Vin-a.691 points out that as rupiya is not legally allowed (akappiya), neither a group nor an individual may possess it, but only the Order. Therefore it can only be forfeited to the Order.

[18]:

evaṃ ce taṃ labhetha—i.e., to procure what is allowable. This comprises the four medicines (oil, ghee, etc.) mentioned above. Note that the fifth medicine, butter, is absent here.

[19]:

imaṃ chaḍḍehi. If he cannot go and exchange the rūpiya for something allowable, the rūpiya should be removed, since it is not allowable.

[20]:

Pañcah’ aṅgehi samannāgato. Here the qualities are as follows in the text. Another group of qualities are detailed at AN.i.162 = SN.i.99; these are the constituents of morality, of concentration, of wisdom, of freedom, of freedom by knowledge and insight that are possessed by the adept (asekha)—i.e., the arahan. Cf. below, BD.2.122.

[21]:

rūpiya-chaḍḍaka. I think that to translate this term as “bullion-remover,” as at Vinaya Texts i.26, n.4, gives a false notion of the extent of any largesse that a monk might have received. Cf. Thag.620 pupphacchaddaka, a scavenger of flowers, and Vin.4.6, where this is given as one of the low types of work.

[22]:

These are the four agatis, see BD.1.323, n.7.

[23]:

The silver-remover must avoid drawing attention to the place where he throws down the rūpiya.

[24]:

uggahetvā.

[25]:

ajjha-āvasatha. At Vin.4.69ff. āvasatha is a “public rest-house.” But cf. ajjhāvasati, to inhabit, to dwell in a house, above, BD.2.47, n.5.

[26]:

yassa bhavissati so harissati. Probably a monk, whether accepting rūpiya from a lay-person visiting a monastery, or from a lay person whose house he is visiting, should lay it aside at once, so that either the owner may take it again, or someone else may pick it up.
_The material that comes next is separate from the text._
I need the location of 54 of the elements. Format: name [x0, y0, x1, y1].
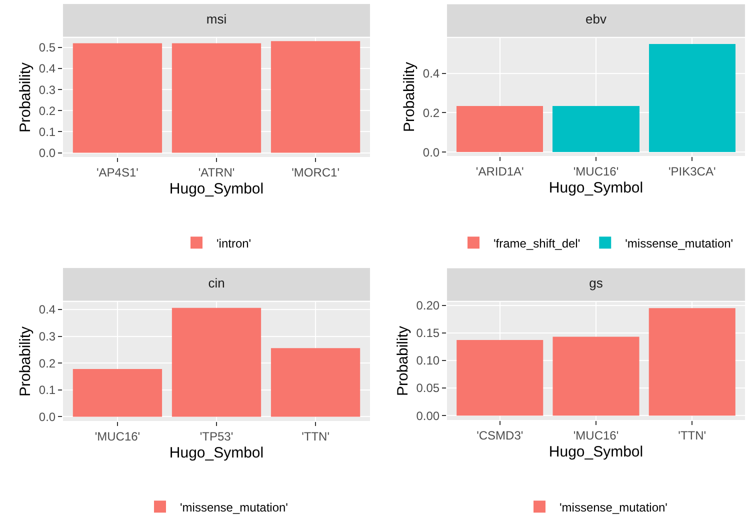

Cf. Vin.4.162ff. in reference to a jewel—not given to a monk but picked up by a monk. At all events, in laying it aside, the monk’s responsibility ceases, and he cannot be accused of committing an offence. To be allowed to accept rūpiya at all must be attributed to the courtesy that the monks must display towards the laity: by accepting gifts they confer a boon upon the donors. In view of the anāpatti (no offence) clause, the sikkhāpada (rule) clause even more strongly suggests not that a monk must not take or cause rūpiya to be taken at all, but that he must not take it or cause it to be taken for him with a view to keeping and using it or putting it by in deposit.